One thing worth knowing: both formats have their own JSON-compatible subsets. Valid JSON is valid YAML (YAML is a superset of JSON). TOML doesn't have that relationship with JSON, but the TOML spec is intentionally kept simple — it's a short read, which is more than you can say for the full YAML 1.2 specification.
Wrapping Up
TOML and YAML aren't really competing. They've settled into different niches based on their design priorities. YAML's implicit types and indentation-based structure make it the natural fit for large, nested configs maintained by teams — think Kubernetes manifests and GitHub Actions workflows. TOML's explicit types and flat section structure make it the natural fit for project manifests and tool configuration where a misread version string or country code would cause a real bug.

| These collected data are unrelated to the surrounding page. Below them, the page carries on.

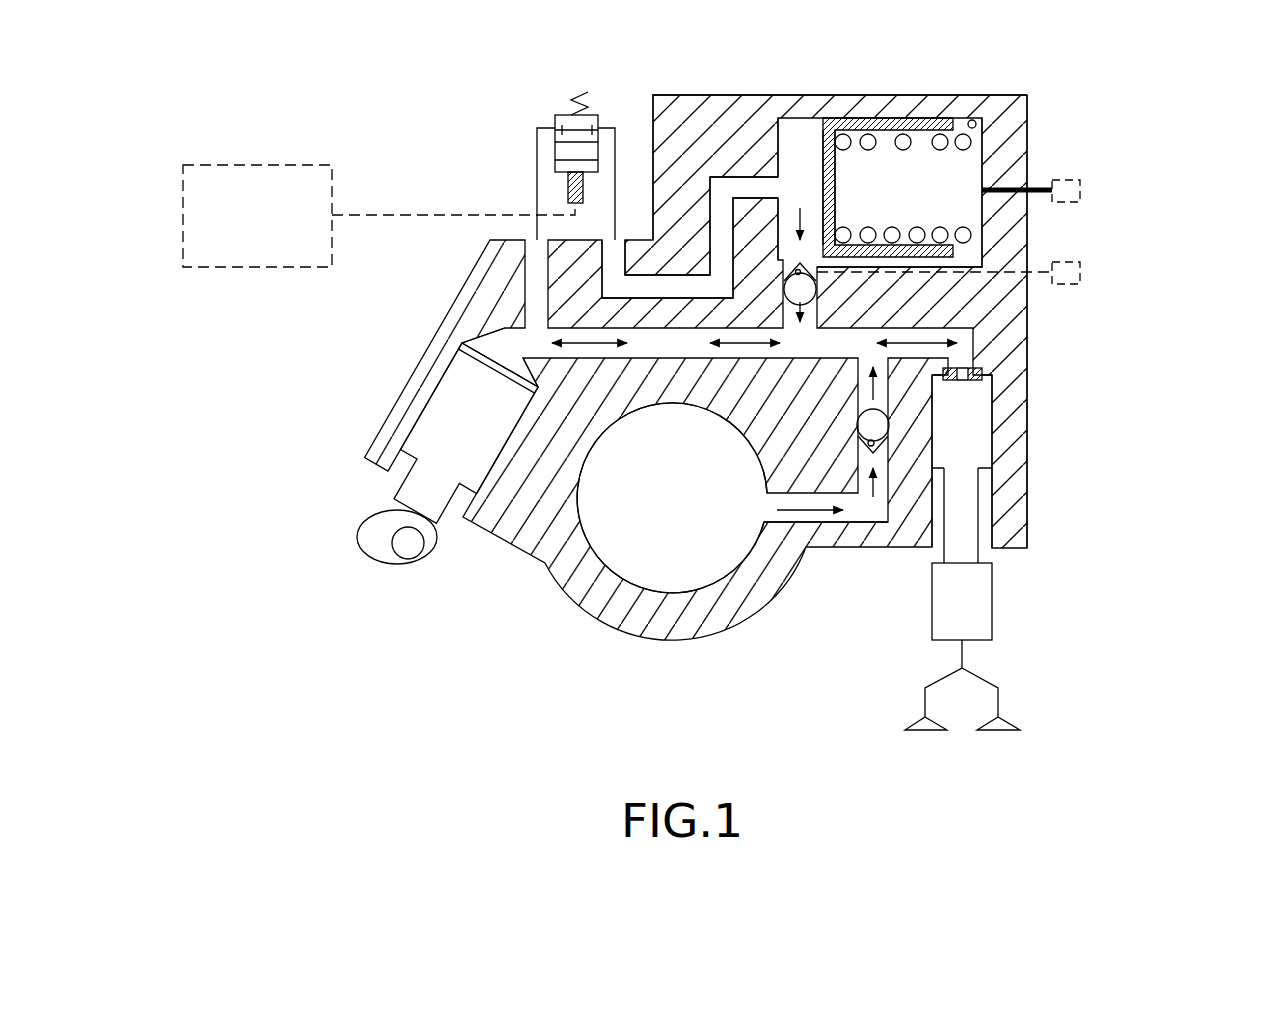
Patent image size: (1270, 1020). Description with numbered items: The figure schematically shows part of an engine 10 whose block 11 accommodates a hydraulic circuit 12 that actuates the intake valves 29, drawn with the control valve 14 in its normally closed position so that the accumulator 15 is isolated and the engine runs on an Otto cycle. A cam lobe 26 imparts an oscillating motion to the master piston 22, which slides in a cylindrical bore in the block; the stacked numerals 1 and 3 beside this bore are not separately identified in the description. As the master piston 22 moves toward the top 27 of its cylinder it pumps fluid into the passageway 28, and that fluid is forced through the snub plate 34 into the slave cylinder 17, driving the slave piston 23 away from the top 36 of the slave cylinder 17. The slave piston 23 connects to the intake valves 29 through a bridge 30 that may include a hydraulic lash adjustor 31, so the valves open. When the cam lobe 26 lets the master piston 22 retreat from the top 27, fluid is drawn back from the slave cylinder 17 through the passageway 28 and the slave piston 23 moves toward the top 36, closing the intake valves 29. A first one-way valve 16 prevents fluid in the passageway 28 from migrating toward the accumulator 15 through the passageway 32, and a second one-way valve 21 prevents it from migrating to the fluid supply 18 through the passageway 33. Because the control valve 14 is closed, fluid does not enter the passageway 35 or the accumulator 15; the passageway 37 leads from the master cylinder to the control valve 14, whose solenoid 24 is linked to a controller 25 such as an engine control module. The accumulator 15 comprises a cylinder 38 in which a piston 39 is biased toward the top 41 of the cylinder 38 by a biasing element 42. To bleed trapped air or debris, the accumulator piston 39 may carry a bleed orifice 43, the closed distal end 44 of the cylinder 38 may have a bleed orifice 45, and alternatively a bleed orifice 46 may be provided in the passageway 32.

The high-pressure pump 1 is at (430, 341).
The pump chamber 3 is at (458, 355).
The engine 10 is at (1130, 472).
The block 11 is at (1028, 318).
The hydraulic circuit 12 is at (727, 135).
The control valve 14 is at (540, 90).
The accumulator 15 is at (866, 92).
The first one-way valve 16 is at (817, 290).
The slave cylinder 17 is at (990, 390).
The fluid supply 18 is at (663, 557).
The second one-way valve 21 is at (873, 427).
The master piston 22 is at (436, 447).
The slave piston 23 is at (972, 447).
The solenoid 24 is at (583, 200).
The controller 25 is at (258, 163).
The cam lobe 26 is at (357, 528).
The top of the master cylinder 27 is at (517, 370).
The passageway 28 is at (683, 358).
The intake valves 29 is at (925, 730).
The bridge 30 is at (930, 670).
The hydraulic lash adjustor 31 is at (992, 600).
The passageway 32 is at (795, 262).
The passageway 33 is at (858, 476).
The snub plate 34 is at (986, 362).
The passageway 35 is at (652, 275).
The top of the slave cylinder 36 is at (912, 540).
The passageway 37 is at (528, 263).
The accumulator cylinder 38 is at (982, 118).
The accumulator piston 39 is at (905, 118).
The top of the accumulator cylinder 41 is at (780, 177).
The biasing element 42 is at (965, 224).
The bleed orifice 43 is at (835, 192).
The closed distal end 44 is at (975, 155).
The bleed orifice 45 is at (1010, 180).
The bleed orifice 46 is at (983, 265).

The one thing to carry with you: if you're writing YAML and you have any values that
look like they could be booleans, numbers, or nulls — quote them. It's the single habit that
prevents most YAML-related config bugs. And if you're starting a new project and get to choose
your config format freely, TOML is worth a look. The
TOML GitHub repository
has good examples, and once you've written a Cargo.toml or pyproject.toml,
the format's appeal becomes pretty clear.